To: Mark S.
From: Geoffrey Klempner
Subject: Metaphysics of identity and constitution
Date: 26th November 2009 12:48
Dear Mark,
Thank you for your email of 20 November, with your essay for the University of London Metaphysics module, in response to the question, 'Is an object identical with the parts that compose it?'
As someone who hovers between nihilism and deflationism (according to your five-fold classification) I need a lot of convincing that there is a deep question at issue here (a 'metaphysical' question) and that we can't just 'say what we like'.
You have done a good job of motivating and defending the standard account according to which a statue and the lump of clay that composes it are two distinct entities, even if in the actual world their histories coincide. It suffices to distinguish them that the modal properties associated with the concepts 'statue' and 'lump of clay' differ.
This is actually (although you don't mention him) the response given by David Wiggins in his monograph 'Identity and Spatio-Temporal Continuity', later expanded as 'Sameness and Substance' (both Blackwell). What the account which you have adapted from Einheuser adds is an assumption which I suspect Wiggins would not fully support: 'that the world... lacks mind-independent ontological structure'.
In putting forward and defending a metaphysical theory, or a solution to a problem, one has to beware of giving 'hostages to fortune'. The idea is to construct your theory or solution with as few assumptions as possible. As you gloss Einheuser's idea, 'a Martian may well carve its world into 'tablestatues' and 'inclays''. How far is this carving allowed to go?
According to Kolakowski, 'In abstract, nothing prevents us from dissecting surrounding material into fragments constructed in a manner completely different from what we are used to. Thus, speaking more simply we could build a world where there would be no such objects as 'horse,' 'leaf,' 'star,' and others allegedly devised by nature. Instead, there might be, for example, such objects as 'half a horse and a piece of river,' 'my ear and the moon,' and other similar products of a surrealist imagination' ('Karl Marx and the Classical Definition of Truth' in 'Toward a Marxist Humanism').
(I chose this quote for the Follydiddledah web site: see http://www.follydiddledah.com/image_and_quote_4.html.)
Of course, it all depends on exactly what you mean by 'mind independent'. There wouldn't be 'statues' if human beings didn't have any sense of aesthetic appreciation or any interest -- e.g. aesthetic or religious -- in making them. Manufactured objects whose persistence criteria are determined primarily by their function presuppose creatures who have an interest in exploiting that function. But then again, the world itself has created us, and a vast range of natural kinds which human beings discover, or seek to discover, rather than make. (But then again, would these kinds exist if human beings lacked any scientific curiosity? What's the difference between art and science in that respect?)
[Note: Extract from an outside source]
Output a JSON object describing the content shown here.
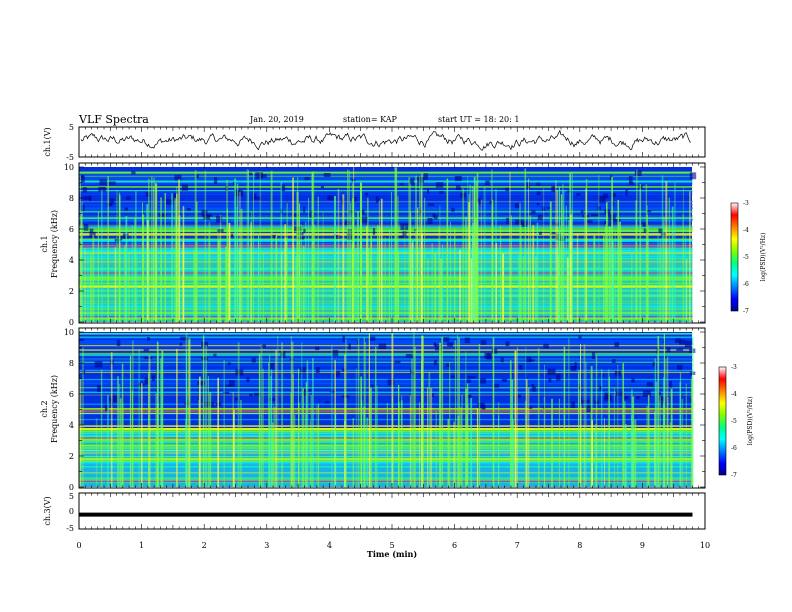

I found one slip, where you mention the 'relative identity' thesis defended by Geach in his 'Identity' article (and also in his book 'Reference and Generality'). According to the relative identity thesis Goliath is the same lump of clay as Lumpl but is NOT the same statue as Lumpl. Both Wiggins and Geach agree that 'it makes no sense to ask whether Goliath is the same as Lumpl simpliciter' but Wiggins rejects Geach's view on the grounds that it contradicts Leibniz Law. However, there is a reply available to Geach along Quinian lines: what we term 'objects' are the end result of distinguishing everything that we have the concepts to distinguish. So instead of 'pluralism' you effectively get 'alternative monisms' depending on which way you decide to make the cut on a particular occasion. Hence (I suppose) your 'A relative identity theorist relativizes Leibniz's Law'. (The 'dispute' admittedly begins to look a bit trivial.)
Which brings us back to the original challenge: why is this a deep problem? When you have delved into the complex contributions of 'human interests' and 'the world', admittedly an exercise which is not done in a day, you have all 'the facts'. How you go about describing them is merely a verbal question.
This is the bit I don't 'get', and where your essay, as fine as it is, doesn't really help me. The 'well-known' philosophical questions which you list seem barely gripping. OK, I can see something of interest in the bicycle example, because here you do have a problem of identifying 'function'. A disassembled bicycle is not a bicycle because it doesn't perform the function of a bicycle. On the other hand, if I design a super-collapsible bicycle that can be fitted into a briefcase and assembled in a minute, then the pieces of metal and plastic in my briefcase do have the 'function of a bicycle', in exactly the same sense as a folding knife has the function of a knife whether folded or unfolded (you allude to this with your reference to 'operating principles' and 'normal configurations').
What would spark my interest is a real paradox -- there are plenty of those in philosophy -- why can't we find one here? Doesn't that say something about the whole issue of identity and material constitution?